With eyes closed, you watch the colors dancing and try to focus on the sound of bubbles popping. The tenth cry of “Ready or not, here we come!” snaps you back to attention less than a minute later. That one was pretty close. Peeking again through the window, you are startled when you see It peering suspiciously in your direction. The tell-tale sloshing sounds louder than possible when you slide out of view. It echoes back, ominous in the sudden silence which you break with a laugh. Now you are just being ridiculous.

“But I may as well enjoy it while I can,” you tell the tiles, leaning back into the warmth again. Half a minute of bubbles is all you get to hear before the feet start thumping down the hallway. And you smirk, eyes still closed when they pound on the door.

“Mom, we know you are in there!” the nine-year-old is starting to sound just like you.

“Ready or not! Ready or not!” the other two are chanting. You can picture them jumping up and down behind her.

“Not!” you say, stretching your legs out and watching the suds slide trough the stubble. Maybe next time.

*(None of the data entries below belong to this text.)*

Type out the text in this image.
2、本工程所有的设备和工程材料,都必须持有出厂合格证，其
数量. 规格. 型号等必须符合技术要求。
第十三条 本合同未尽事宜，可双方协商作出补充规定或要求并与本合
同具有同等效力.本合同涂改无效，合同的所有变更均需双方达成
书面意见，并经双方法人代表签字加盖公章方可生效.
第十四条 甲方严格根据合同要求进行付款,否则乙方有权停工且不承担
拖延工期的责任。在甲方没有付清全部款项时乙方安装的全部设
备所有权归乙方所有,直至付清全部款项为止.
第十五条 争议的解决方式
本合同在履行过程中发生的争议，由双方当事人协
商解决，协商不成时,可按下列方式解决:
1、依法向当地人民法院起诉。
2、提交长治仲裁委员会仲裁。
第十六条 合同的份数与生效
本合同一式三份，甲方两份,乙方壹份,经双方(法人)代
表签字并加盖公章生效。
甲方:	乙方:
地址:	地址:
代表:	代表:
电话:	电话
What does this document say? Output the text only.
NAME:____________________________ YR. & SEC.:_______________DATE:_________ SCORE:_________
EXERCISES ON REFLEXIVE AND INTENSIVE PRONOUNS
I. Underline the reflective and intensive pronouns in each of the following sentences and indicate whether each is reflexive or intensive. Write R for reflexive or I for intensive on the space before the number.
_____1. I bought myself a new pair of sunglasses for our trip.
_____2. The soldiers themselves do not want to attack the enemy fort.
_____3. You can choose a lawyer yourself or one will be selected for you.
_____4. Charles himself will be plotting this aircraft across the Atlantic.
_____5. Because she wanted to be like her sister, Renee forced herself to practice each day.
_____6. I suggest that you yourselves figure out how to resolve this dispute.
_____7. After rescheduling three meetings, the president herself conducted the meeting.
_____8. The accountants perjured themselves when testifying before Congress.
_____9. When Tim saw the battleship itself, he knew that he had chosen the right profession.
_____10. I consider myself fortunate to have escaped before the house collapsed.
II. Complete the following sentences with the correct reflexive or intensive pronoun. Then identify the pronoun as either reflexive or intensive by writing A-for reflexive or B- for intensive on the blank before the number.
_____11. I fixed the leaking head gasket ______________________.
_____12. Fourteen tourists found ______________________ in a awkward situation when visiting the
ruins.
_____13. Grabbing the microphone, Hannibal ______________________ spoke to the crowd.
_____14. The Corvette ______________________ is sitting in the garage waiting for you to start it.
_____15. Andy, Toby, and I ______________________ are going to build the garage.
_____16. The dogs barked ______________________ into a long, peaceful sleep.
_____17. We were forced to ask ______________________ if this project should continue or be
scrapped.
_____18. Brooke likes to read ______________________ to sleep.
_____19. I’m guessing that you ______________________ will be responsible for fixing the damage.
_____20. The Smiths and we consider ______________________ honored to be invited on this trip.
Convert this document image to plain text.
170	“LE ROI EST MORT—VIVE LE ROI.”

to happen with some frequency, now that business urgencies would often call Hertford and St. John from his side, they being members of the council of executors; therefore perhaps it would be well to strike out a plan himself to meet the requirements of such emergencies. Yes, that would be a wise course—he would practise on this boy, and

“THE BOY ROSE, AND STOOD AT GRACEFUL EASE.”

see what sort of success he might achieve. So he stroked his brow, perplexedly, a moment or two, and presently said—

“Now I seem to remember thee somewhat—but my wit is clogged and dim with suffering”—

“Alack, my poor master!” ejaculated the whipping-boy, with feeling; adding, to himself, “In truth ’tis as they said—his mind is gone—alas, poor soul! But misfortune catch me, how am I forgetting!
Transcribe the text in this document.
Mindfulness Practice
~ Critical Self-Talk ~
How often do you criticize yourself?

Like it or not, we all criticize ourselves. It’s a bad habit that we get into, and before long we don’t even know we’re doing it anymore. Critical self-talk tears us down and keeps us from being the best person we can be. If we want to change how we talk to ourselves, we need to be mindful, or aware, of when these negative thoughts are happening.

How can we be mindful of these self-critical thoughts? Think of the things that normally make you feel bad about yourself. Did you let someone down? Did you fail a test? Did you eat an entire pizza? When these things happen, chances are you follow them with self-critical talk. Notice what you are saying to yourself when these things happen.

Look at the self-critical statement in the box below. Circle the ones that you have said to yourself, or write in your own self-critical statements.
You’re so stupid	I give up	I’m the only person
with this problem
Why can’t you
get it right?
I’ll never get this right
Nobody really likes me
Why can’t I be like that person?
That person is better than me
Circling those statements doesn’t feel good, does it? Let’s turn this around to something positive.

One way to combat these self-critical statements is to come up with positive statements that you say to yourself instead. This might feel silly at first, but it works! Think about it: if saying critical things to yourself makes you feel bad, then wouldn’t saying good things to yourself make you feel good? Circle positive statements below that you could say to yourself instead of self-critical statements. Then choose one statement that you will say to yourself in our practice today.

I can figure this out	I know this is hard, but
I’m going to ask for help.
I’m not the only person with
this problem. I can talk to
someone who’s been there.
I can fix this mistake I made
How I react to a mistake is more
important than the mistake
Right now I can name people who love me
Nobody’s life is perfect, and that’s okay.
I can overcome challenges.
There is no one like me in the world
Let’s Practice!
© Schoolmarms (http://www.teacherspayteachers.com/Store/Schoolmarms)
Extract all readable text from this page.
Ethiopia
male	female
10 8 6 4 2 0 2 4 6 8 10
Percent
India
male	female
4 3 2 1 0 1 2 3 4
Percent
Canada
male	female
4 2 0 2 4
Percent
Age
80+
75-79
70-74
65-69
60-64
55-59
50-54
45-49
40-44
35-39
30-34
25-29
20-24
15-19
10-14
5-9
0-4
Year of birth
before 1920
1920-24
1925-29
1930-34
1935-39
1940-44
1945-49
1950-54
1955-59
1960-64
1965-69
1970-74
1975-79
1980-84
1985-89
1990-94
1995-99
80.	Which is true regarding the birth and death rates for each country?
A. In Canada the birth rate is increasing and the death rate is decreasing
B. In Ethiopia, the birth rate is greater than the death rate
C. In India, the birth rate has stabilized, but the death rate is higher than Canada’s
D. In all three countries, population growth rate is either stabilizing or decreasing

“Come on, Mother,” says the darling on the other side of the door. With another sigh, you lean forward and pull out the plug.

When you open the door, she is shaking her head, arms crossed, looking more like your mother and the twins are wrestling on the floor.

“We found you!” one of them squeals when he sees you standing in the doorway in your robe.

“What took you so long?” you ask with a smile, pulling your daughter into a big hug, while her brothers grab onto your legs.

“You’re It! You’re It!”

“Okay, then,” you say with another smirk, “You hide somewhere in the house, and I’ll go in my room and count to a million.” That should give you time to dress.